Finance
Italy budget: UBS Wealth Management says to buy short dated Italian bonds
REUTERS/Dominic
Ebenbichler
-
UBS Wealth Management says that the recent Italian
budget presents a buying opportunity for investors. -
Fears of what the crisis could lead to have led to
surging Italian bond yields and falling prices. -
CIO Mark Haefele said on Wednesday that the firm is
investing in short term Italian government debt. -
UBS, however, warned to stay away from any Italian debt
with a maturity of more than two years.
Amid the market panic surrounding Italy over the last
week, the chief investment officer of UBS Wealth
Management says now’s the time to buy.
It’s a contrarian call: “We are opening an overweight
position in two-year Italian government bonds versus cash,” Mark
Haefele, who works at the
$2.4 trillion wealth management arm of the Swiss banking
giant, said on Wednesday. “The recent
sell-off presents investors with an attractive
opportunity.”
Fears had been mounting in Italy over the brewing
budget crisis, which could set the country and its leadership on
a collision course with the European Union over excessive
spending. Bond yields soared — the country’s benchmark 10-year
bond is near its highest level since 2014.
Rising yields correspond with falling prices for bonds, and
according to one of the world’s most prominent wealth management
firms, those falling prices represent a opportunistic way
in.
Here’s Haefele’s reasoning:
“While we believe that Italy’s credit rating is likely to
be downgraded by one notch, the country is likely to retain an
investment grade rating for at least the next 12 months, and we
believe there is only a very low probability that Italy will
default within the next two years. Just 13% of the government’s
bonds need to be rolled over by the end of 2019, so higher yields
only gradually increase the cost of debt.”
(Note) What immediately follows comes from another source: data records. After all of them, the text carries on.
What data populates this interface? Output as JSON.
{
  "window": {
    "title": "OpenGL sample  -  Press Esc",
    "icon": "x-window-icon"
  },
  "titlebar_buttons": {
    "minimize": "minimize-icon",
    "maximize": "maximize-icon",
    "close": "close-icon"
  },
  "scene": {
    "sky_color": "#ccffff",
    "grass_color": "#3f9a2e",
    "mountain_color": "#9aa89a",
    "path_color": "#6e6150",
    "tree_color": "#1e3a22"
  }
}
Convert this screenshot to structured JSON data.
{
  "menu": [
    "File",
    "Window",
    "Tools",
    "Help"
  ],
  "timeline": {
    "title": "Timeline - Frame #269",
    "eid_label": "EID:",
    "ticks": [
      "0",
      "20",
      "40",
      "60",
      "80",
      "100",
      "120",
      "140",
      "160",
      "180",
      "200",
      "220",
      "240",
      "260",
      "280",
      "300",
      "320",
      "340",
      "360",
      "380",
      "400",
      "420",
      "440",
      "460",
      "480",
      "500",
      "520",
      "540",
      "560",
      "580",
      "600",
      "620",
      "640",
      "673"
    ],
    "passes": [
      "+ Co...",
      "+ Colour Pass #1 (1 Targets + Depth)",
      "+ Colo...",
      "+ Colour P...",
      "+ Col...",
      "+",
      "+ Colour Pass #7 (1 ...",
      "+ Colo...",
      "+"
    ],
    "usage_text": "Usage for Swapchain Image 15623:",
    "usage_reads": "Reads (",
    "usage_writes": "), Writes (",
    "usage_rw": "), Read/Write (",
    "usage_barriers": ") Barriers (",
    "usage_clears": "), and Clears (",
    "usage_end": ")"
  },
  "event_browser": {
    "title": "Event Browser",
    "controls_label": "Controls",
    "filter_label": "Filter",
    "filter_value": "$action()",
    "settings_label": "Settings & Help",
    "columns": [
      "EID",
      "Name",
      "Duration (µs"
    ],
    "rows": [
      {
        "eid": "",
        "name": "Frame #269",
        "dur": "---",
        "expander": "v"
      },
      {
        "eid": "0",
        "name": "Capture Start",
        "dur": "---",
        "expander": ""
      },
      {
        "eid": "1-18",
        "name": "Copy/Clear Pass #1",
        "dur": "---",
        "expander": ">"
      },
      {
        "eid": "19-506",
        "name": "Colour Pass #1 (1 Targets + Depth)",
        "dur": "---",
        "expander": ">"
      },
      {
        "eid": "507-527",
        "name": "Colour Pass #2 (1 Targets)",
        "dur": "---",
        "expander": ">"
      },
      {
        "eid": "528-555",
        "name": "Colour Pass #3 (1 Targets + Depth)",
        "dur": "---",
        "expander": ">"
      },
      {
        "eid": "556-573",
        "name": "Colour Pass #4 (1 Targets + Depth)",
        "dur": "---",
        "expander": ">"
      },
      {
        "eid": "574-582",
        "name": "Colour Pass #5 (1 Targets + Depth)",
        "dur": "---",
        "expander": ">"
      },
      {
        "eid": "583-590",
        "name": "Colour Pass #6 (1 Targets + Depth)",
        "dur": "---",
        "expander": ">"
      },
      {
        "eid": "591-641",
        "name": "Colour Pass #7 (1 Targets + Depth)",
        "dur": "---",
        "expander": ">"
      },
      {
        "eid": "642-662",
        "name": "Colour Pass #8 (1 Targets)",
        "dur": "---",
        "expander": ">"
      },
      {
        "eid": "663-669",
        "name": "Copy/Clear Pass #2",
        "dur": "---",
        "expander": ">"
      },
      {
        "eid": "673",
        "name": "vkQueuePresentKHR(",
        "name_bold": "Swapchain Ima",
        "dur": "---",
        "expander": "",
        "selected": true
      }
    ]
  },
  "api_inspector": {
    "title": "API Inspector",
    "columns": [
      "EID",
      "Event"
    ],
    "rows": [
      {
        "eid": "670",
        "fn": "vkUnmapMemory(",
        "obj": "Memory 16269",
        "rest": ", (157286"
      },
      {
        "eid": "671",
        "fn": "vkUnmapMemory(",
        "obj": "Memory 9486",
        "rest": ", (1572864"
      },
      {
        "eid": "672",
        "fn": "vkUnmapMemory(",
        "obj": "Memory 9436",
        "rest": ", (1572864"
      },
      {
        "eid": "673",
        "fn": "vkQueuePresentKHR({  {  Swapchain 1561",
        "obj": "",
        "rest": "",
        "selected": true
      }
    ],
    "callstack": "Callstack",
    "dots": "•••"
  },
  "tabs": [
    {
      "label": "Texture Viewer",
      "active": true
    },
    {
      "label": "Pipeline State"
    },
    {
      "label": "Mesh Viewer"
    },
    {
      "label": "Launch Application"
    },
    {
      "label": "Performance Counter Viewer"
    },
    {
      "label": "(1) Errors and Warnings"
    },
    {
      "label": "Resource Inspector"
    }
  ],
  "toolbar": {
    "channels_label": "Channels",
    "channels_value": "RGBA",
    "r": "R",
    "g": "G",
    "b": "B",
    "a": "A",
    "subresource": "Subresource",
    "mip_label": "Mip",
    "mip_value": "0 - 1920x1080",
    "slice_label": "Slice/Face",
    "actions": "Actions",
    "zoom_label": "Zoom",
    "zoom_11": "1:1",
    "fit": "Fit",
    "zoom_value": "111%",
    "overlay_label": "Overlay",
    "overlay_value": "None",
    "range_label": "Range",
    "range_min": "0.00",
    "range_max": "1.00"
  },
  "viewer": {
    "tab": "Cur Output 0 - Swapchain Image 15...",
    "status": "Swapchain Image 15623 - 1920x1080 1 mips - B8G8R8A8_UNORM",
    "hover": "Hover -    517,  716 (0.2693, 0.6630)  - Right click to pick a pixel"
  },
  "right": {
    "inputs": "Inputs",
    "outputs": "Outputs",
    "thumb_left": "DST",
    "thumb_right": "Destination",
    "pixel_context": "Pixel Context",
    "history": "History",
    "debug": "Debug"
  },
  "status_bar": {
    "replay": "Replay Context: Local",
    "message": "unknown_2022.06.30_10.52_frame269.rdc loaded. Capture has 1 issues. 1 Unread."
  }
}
Still, Haefele urges caution. He warns against investing in
longer-dated Italian debt, while saying investors should not
concentrate their portfolios on Italian bonds.
“There are risks associated with the position,” he
said.
“Italian yields could be pushed higher by
escalating tensions between Italy and the European Commission, a
breakdown of the current Italian coalition, or the departure of
Finance Minister Giovanni Tria.”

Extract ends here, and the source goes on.